In a commentary on Vatican Radio Feb. 10, Father Lombardi said, “In the face of her death, believers gather in prayer and entrust to the Lord the soul of Eluana, a person whom we love and who has become part of our lives in the last few months.
“Now that Eluana is at peace, we hope that her situation – after so much discussion – will be a motive for calm reflection and for a responsible search for better ways to accompany the weakest people with all due respect for the rights to life, love and attentive care,” he said.
Cardinal Javier Lozano Barragan, president of the Pontifical Council for Health Care Ministry, told reporters Feb. 9 that the Christian response to Englaro’s death must be to pray that God “would open the gates of heaven to her after she suffered so much on earth.”
He also said he was praying that God would “forgive those who brought her to this point. And I invite everyone to pray in the spirit of forgiveness.”

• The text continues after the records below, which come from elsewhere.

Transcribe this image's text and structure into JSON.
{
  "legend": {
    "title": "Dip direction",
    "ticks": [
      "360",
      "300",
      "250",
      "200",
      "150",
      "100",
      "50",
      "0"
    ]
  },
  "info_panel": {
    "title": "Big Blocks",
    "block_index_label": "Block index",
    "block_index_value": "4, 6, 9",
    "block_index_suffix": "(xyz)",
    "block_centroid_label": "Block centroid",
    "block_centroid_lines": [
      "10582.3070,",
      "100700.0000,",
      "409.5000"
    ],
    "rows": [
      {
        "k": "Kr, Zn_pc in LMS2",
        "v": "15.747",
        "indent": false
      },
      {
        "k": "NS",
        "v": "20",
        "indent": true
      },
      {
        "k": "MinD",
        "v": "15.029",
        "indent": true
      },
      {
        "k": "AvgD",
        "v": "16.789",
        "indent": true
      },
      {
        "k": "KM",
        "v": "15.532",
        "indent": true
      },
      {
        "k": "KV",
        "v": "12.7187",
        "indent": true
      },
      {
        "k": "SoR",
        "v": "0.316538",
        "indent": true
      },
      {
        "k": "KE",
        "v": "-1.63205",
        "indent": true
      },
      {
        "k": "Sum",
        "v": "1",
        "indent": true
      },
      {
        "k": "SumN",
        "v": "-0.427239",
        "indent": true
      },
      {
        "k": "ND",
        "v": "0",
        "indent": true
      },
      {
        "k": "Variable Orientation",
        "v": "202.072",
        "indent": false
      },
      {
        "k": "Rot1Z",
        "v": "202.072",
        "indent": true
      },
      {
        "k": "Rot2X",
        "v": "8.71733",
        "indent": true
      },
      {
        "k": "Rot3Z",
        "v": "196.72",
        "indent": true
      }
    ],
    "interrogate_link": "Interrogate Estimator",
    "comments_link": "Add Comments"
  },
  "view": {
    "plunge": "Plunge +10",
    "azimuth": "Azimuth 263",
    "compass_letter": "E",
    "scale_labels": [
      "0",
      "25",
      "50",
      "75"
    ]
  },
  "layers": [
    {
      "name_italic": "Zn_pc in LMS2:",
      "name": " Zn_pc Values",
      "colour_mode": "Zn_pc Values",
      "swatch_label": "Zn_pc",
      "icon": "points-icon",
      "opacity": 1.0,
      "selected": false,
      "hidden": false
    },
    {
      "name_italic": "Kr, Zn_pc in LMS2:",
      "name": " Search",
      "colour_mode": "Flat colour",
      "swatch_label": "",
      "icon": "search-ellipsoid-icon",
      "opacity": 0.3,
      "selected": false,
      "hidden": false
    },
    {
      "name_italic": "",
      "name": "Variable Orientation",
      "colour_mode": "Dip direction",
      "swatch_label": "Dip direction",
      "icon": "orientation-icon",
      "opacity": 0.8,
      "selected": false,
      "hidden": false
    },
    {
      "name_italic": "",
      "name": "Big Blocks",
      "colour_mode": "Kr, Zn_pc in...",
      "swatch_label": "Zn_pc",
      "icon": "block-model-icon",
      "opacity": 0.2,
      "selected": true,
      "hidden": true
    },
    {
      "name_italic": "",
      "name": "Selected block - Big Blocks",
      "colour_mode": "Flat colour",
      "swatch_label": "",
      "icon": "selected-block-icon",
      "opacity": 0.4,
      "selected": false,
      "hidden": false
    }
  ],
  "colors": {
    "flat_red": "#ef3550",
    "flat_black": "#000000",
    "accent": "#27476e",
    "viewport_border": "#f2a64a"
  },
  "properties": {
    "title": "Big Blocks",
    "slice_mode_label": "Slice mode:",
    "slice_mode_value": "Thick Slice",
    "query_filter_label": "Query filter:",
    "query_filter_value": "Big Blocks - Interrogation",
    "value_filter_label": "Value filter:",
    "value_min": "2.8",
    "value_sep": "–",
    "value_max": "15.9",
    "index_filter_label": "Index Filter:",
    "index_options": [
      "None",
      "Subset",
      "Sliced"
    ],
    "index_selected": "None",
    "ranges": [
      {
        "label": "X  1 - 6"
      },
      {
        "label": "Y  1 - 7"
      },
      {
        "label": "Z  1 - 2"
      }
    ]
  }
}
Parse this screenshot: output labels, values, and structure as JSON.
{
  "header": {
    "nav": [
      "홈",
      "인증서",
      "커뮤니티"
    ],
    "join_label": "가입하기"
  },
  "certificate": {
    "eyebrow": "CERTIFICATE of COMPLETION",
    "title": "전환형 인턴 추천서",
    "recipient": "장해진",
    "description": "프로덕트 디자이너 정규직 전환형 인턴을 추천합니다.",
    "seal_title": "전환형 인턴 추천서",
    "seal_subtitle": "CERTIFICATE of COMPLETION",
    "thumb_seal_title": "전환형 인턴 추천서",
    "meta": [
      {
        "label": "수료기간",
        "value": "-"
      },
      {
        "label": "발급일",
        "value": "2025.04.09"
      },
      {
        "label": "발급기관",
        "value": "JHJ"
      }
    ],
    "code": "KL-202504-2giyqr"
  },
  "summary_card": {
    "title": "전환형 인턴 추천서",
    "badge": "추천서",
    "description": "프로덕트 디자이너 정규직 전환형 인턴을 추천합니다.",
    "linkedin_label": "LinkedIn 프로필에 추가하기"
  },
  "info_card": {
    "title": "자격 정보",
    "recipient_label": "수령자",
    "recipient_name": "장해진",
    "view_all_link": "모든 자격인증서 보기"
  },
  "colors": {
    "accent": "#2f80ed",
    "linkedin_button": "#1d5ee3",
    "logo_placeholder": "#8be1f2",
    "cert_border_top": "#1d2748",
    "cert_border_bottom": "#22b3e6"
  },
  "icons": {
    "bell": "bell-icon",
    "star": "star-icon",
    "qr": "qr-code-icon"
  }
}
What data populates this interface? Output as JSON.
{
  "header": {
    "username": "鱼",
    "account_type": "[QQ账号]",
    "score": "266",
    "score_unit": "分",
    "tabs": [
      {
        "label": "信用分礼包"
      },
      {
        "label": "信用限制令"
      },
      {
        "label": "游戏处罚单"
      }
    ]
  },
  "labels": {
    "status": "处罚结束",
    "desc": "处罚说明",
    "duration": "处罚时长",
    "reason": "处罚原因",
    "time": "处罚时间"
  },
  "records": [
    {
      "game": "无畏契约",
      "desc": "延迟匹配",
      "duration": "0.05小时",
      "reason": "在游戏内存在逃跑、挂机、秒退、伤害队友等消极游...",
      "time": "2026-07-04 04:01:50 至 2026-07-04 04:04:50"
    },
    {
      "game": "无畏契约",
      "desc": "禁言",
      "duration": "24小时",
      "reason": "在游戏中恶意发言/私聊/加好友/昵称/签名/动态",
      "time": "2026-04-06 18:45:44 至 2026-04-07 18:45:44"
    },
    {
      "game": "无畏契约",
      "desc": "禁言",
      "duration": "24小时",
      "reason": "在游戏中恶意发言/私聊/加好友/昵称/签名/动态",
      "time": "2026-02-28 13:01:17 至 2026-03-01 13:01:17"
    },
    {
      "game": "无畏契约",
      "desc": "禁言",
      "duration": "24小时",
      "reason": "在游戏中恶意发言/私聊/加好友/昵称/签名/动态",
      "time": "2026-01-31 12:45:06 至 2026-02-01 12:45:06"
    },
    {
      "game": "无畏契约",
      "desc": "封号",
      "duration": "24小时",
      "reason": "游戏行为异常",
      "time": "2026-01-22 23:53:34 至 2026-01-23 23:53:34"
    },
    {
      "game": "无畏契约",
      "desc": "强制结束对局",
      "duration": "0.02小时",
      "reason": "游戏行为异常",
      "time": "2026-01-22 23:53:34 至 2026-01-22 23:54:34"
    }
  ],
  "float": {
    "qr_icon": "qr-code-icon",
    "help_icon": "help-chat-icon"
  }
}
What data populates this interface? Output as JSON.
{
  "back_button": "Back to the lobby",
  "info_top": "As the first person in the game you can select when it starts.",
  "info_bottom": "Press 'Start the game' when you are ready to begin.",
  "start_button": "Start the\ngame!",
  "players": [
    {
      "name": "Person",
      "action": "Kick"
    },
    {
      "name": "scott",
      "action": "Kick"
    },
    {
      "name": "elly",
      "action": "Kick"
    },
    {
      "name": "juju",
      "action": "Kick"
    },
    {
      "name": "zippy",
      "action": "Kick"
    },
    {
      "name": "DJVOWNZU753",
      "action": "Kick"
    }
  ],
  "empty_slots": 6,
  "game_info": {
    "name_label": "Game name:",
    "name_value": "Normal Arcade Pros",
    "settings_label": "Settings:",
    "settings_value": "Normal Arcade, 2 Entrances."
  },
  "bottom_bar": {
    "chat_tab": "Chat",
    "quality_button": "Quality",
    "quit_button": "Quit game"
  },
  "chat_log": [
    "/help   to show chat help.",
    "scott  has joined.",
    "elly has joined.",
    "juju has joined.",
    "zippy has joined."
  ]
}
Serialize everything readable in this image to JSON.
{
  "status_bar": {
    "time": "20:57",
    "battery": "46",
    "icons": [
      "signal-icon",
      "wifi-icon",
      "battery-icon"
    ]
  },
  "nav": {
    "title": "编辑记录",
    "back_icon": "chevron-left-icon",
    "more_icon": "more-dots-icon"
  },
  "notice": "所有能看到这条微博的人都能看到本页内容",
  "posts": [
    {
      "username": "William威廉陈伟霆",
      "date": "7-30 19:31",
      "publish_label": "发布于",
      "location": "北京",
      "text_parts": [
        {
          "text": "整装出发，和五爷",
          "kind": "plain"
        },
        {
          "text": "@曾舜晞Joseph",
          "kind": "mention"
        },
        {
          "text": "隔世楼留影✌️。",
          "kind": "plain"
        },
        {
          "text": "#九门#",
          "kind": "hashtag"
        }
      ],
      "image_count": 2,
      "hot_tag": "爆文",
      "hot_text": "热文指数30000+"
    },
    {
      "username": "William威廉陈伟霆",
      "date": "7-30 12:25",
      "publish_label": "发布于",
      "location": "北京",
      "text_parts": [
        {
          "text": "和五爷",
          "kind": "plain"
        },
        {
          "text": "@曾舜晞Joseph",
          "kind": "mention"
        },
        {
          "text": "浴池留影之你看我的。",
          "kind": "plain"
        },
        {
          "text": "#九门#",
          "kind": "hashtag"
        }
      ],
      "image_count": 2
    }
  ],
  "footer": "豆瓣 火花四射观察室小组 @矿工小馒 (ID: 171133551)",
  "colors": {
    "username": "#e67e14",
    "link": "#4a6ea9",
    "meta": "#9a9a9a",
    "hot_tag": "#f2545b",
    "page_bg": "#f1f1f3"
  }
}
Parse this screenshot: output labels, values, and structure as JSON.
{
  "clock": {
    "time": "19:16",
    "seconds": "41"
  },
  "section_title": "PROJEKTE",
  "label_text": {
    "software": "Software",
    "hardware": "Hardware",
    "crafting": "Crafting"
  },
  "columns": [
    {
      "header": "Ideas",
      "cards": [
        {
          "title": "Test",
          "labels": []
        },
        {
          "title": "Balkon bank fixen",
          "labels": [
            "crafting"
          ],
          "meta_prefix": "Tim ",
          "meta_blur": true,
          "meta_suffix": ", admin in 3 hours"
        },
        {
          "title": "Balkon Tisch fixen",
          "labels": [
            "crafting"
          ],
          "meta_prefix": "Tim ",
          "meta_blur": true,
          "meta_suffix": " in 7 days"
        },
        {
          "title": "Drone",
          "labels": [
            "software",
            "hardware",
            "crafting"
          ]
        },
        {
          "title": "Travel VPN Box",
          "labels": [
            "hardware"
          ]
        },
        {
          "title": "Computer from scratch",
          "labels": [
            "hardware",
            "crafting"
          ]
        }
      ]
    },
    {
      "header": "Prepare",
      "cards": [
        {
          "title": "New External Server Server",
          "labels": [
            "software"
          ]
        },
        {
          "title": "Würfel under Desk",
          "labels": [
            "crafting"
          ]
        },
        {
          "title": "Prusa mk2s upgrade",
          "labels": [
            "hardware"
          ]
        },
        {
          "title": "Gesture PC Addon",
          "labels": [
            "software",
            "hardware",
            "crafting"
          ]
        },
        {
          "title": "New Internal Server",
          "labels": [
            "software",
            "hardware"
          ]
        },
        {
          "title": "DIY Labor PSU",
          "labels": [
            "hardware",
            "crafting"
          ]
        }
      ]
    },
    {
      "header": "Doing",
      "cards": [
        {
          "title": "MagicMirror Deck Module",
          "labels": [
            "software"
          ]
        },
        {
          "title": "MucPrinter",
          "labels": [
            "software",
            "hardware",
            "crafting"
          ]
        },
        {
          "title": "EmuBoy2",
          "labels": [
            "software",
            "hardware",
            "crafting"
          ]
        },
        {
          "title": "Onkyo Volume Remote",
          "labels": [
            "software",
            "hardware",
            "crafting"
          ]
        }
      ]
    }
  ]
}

In November Italy’s supreme court upheld a lower court ruling that Ms. Englaro’s care could be interrupted because of the “extraordinary duration” of her condition and because she had made it clear before the accident that she would not want her life artificially prolonged.
Once the court ruled, Ms. Englaro’s father spent several months trying to find a private clinic that would accept her as a patient, but not continue giving her nutrition and hydration. She had been in a clinic run by the Misericordine Sisters, who not only refused to withhold food and water, but also made it clear they wanted to continue caring for Ms. Englaro.
Italian Prime Minister Silvio Berlusconi made no public comments about the case until Feb. 5 when he announced his government was issuing a decree to stop Ms. Englaro’s doctors from withdrawing nutrition and hydration.
But Italian President Giorgio Napolitano refused to sign the decree, saying it was constitutionally questionable, and encouraged parliamentary action instead.